Typically, we don't run into issues with regulations this early—Nixsheets is at the minimum viable product stage. Usually, those regulations will kick in when a company’s complexity increases. For now, we are heads down, trying to build our product.

But from my prior experience, I do know what we will be on the lookout for. For example, with data privacy we are seeing a huge proliferation of laws that differ from state to state.  Even a very simple question—like what meets the definition of personally identifiable information (which creates the footprint of liability)—could have multiple answers depending on the state. Even at companies trying to do their best and be very ethical, they can struggle to untangle this complexity. What we’re seeing are penalties for people simply not understanding the law. In some capacity, you have to be an attorney to understand everything. Another practical implication of all of this complexity is that insurance premiums have skyrocketed for software-as-a-service (SaaS) companies. Insurance companies themselves have a hard time measuring the risk exposure as it pertains to their cyber and data security. For that reason, SaaS companies have become very expensive to insure. I think premiums have actually tripled in the past two years.

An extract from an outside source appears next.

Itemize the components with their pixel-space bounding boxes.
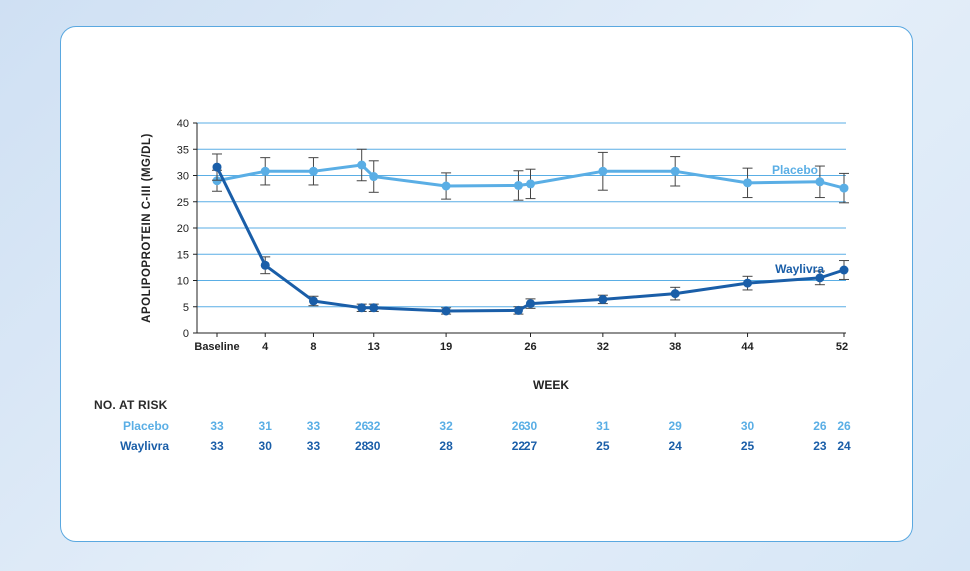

How important is interoperability to building companies like Nixsheets? What would it mean to you, for example, if the law changed and reimplementing an application programming interface (API) created copyright infringement liability?

Nixsheets would not exist if that were the case. We would not be able to build anything and I wouldn't even try getting this off the ground. It would wind back the clock 20 years in terms of the progress that's been made. If that were the law, moats would essentially be placed around the existing players. 

Without QuickBooks and its API, I would have to build an accounting platform from the ground up and then convince people to use my accounting platform, which would be impossible because no one would want to integrate with it (the value in a platform is the number of integrations that it has–it’s great for established companies, but a big barrier to entry for innovate startups.). The true value of Quickbooks lies in the fact that you can connect it with all these other tools in the Intuit app store and automate your accounting that way. The last 10 or 15 years has been about moving on-premises software into the cloud. The main benefit of that is the integration and the ability to move between different platforms. In changing interoperability, you might as well just unwind the last 20 years of moving into the cloud. Everybody would get back on to on-premises software where they download their software onto desktops and laptops, losing the main benefit of moving to the cloud: being able to connect everything. 

What are your goals for Nixsheets moving forward?

My goal is to solve the issues Nixsheets is built to address and get to serious scale. The hardest part is that I have a vision of where the product could be and I know where the product is now. The question is how to be successful in the interim in order to get to my long-term vision. I can't sell a product today based on my long-term vision, I have to sell on the value that I provide now. It's navigating and balancing the long-term versus what I need to do today in order to succeed. I would also love to see this company IPO one day and prosper.


All of the information in this profile was accurate at the date and time of publication.